Early last week I stopped by the gas station to fill up before the big storm, but blocking my way in was a man, pushing his car up the hill and into the station. My instinct was to leap out and help him, but my car was in the middle of a fairly busy road and I was afraid to leave it there. As I looked around desperately for a solution, two other young men (who had their cars safely parked) came running over to help him.
Connection among strangers. How beautiful.
Afterwards, one young man walked away and went about the rest of his day. The other one stayed and chatted with the young man who owned the broken down car for a little while. Maybe he was making sure the other could get the help he needed with his car.

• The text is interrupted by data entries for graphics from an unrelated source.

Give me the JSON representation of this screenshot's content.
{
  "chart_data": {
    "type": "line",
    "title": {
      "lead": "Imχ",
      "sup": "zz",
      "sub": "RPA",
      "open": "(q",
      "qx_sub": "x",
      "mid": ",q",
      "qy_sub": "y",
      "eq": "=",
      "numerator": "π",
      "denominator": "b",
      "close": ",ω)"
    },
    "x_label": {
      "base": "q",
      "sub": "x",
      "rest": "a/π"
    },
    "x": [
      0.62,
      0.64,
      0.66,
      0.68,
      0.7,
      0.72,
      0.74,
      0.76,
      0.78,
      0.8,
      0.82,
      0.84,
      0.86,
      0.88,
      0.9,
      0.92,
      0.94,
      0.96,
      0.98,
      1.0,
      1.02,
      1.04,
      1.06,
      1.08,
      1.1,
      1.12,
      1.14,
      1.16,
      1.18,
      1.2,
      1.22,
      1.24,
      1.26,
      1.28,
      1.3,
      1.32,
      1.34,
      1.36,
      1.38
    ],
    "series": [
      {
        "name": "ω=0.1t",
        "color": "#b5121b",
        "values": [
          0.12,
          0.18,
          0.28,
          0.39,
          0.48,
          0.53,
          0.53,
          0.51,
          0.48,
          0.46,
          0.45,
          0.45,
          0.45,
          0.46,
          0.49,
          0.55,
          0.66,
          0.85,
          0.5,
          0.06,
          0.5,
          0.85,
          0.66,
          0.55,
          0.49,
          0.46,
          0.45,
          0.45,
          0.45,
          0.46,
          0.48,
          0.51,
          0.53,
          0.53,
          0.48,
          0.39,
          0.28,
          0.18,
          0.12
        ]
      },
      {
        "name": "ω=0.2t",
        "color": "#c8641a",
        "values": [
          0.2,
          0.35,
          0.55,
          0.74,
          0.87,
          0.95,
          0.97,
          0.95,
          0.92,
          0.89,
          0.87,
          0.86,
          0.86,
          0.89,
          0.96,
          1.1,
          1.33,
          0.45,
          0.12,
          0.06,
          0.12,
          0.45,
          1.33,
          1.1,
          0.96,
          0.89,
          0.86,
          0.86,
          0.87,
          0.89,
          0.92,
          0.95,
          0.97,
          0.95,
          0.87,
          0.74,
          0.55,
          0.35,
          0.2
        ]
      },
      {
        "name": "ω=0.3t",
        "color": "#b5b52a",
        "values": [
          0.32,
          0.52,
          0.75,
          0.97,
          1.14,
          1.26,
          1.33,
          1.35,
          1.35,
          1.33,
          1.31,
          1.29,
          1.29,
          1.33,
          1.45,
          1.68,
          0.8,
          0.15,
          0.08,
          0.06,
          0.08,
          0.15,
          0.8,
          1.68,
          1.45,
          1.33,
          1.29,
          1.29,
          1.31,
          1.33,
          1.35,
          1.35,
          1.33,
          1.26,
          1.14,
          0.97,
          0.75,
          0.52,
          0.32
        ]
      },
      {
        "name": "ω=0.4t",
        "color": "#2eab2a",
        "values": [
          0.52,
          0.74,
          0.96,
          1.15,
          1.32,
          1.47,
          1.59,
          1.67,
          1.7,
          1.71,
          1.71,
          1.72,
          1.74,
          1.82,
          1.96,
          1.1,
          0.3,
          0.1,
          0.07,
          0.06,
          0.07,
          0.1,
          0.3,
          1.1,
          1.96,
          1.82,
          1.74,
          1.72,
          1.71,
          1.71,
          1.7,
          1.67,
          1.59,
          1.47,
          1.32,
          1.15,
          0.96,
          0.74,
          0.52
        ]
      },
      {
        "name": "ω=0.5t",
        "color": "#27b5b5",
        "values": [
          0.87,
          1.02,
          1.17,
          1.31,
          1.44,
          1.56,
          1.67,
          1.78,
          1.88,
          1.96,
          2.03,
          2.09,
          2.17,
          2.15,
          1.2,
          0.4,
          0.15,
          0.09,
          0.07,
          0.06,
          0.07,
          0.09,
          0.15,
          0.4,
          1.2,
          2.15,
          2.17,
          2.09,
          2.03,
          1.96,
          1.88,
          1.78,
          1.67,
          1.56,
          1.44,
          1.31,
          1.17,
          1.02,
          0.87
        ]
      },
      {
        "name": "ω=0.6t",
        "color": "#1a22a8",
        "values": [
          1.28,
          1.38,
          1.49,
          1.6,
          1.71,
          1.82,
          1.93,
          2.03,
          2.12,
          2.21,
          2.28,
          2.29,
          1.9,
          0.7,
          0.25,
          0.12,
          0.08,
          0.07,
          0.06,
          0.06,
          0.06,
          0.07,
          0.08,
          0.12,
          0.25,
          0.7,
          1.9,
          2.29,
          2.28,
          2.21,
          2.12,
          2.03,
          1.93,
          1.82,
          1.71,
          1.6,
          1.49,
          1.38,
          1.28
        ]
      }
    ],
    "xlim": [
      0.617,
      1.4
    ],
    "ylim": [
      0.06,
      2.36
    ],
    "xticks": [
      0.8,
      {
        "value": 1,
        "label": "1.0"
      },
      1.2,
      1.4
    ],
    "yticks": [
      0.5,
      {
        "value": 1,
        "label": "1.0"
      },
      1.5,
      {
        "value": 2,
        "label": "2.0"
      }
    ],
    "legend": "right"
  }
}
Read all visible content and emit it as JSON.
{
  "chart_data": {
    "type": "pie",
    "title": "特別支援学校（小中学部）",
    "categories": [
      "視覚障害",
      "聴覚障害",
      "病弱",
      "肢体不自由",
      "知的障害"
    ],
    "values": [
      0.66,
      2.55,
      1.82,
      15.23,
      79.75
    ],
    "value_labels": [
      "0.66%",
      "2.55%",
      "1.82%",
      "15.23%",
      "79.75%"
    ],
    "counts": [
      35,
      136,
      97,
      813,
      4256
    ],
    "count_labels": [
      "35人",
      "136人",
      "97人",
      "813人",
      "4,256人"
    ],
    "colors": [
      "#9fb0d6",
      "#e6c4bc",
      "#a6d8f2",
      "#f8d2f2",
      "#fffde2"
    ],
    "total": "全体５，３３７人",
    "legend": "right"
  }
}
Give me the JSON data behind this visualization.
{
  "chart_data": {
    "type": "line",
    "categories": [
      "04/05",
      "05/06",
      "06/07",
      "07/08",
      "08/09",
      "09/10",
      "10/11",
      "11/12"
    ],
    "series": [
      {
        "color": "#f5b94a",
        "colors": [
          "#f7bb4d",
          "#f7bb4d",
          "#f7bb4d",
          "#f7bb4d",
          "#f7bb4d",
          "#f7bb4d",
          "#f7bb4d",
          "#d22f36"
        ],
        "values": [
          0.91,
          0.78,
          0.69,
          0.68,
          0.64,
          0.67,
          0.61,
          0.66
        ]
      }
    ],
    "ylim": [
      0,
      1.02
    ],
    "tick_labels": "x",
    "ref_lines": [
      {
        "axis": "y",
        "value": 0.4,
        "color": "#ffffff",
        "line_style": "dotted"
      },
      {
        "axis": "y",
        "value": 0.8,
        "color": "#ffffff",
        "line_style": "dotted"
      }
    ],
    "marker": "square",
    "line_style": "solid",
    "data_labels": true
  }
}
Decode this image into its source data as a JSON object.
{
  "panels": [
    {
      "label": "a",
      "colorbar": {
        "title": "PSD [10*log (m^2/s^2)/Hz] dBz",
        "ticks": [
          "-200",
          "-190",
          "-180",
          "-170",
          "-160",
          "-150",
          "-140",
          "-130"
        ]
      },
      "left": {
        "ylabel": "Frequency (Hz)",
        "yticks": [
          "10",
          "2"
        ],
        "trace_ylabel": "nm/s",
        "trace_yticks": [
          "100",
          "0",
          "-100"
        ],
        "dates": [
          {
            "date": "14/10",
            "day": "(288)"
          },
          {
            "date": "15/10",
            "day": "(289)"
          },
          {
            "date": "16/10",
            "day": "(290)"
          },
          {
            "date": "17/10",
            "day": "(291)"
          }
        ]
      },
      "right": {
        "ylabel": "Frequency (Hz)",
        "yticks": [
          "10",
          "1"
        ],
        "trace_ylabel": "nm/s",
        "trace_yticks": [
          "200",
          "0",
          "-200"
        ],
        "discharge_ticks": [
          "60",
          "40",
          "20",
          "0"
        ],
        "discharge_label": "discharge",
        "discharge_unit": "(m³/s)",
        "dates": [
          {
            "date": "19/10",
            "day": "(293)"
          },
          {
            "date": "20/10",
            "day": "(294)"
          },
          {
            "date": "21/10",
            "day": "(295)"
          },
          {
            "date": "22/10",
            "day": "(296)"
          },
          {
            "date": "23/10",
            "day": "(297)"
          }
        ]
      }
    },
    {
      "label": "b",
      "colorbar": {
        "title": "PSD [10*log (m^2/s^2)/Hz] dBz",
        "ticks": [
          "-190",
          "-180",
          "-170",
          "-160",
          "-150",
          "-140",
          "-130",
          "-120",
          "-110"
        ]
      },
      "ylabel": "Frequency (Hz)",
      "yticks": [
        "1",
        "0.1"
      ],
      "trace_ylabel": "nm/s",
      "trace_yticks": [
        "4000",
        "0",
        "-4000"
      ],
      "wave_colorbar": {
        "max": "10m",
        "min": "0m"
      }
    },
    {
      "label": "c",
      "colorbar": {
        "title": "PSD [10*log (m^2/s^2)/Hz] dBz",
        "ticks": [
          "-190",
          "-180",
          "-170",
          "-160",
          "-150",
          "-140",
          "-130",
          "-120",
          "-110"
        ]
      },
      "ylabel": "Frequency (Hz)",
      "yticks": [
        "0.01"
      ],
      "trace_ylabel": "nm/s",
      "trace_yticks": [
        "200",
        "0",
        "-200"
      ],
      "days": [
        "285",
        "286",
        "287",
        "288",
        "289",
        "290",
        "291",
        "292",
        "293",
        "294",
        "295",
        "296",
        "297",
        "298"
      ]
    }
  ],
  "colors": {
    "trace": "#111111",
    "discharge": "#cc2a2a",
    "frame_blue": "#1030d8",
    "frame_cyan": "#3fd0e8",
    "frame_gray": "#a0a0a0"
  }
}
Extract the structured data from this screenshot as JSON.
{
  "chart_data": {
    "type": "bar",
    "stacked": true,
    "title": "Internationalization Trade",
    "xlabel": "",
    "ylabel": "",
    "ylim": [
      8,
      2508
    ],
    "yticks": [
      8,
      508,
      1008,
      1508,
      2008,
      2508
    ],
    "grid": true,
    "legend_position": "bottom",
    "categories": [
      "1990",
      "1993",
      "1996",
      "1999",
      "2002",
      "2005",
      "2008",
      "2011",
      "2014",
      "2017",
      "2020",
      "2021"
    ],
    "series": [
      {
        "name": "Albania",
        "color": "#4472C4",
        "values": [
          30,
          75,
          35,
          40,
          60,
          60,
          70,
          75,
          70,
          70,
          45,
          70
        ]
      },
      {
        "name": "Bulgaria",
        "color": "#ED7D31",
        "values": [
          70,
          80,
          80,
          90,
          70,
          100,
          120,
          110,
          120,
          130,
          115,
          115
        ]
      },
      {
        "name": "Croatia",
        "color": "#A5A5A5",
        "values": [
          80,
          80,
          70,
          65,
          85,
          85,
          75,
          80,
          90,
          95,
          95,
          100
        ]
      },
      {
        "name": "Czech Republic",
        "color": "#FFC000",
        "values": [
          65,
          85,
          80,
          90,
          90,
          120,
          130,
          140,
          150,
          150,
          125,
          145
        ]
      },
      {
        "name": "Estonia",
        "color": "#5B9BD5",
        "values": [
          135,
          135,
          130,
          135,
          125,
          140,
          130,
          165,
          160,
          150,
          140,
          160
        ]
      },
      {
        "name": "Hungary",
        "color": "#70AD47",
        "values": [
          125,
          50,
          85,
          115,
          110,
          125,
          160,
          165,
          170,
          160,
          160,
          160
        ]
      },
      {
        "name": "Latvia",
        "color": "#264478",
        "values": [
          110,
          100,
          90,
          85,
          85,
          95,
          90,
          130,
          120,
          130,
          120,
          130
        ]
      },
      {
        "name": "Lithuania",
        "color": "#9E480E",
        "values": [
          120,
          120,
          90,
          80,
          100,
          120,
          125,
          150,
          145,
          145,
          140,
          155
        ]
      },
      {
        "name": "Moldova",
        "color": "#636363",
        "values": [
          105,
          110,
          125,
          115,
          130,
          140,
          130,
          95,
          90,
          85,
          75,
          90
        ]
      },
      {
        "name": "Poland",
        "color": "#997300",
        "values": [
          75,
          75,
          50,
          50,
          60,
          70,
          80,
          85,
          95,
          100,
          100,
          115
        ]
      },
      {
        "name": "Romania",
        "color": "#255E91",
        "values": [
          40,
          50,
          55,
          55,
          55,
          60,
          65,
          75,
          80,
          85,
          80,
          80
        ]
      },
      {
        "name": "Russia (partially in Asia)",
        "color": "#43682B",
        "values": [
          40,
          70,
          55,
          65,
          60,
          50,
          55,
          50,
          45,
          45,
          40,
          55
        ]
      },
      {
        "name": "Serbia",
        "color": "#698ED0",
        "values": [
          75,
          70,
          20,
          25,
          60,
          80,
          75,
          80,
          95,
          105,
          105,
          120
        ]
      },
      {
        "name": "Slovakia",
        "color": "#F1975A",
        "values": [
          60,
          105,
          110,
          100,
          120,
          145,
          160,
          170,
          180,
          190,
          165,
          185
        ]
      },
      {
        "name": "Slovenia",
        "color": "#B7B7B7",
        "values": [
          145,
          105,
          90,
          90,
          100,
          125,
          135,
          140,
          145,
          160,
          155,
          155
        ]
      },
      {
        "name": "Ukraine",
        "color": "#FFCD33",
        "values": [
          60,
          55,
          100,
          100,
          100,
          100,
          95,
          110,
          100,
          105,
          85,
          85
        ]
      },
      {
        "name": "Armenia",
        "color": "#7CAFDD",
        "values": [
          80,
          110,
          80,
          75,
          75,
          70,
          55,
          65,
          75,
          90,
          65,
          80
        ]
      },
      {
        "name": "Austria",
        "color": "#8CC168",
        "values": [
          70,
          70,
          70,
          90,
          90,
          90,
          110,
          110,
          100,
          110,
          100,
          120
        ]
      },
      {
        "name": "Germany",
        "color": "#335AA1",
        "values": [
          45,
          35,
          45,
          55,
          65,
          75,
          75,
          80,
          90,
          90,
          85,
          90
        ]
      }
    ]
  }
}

Maybe they were talking about something unrelated. Either way, I’m sure the connection they had affected the rest of their day in some small way.
Generosity as a way of connecting with strangers.
After the snow storm, I saw more of that. Suddenly, people were out of their houses, out of their cars, and we were talking, shoveling, connecting over the snow and the challenges. The barriers that usually exist between all of us were down and what loomed in front of us was what we have in common, larger even than the ways in which we’re different.
So, deeper even than putting yourself in the shoes of another: can you let them be other and see yourself in them. They may not have the same experiences as you, their perceptions of the world my be different, their body and history are their own… but there is something in another, when we look and listen for it, that is us. And there are moments (usually crises) where it becomes easier to see our hearts vibrating as one. And in that moment, we are moved to acts of generosity.
Now that the roads are clearing and businesses are starting to reopen, there will most likely be some contraction and competition. People will be fighting over shoveled out spots. We will once again retreat into our houses, our offices, our cars and The Others will become these nameless, faceless beings that seem to our egos to be between us and contentment.
Opening and closing, like each beat of the heart, like each breath, is natural. But I choose to try and see what we have in common, along with honoring the ways in which we’re different. I choose the generous act of love of strangers as myself. I choose to let heart-felt connection lead to generous acts. And on days when I am contracted and I can’t find the commonalities, I choose to let small, kind acts serve to bring me back to connection.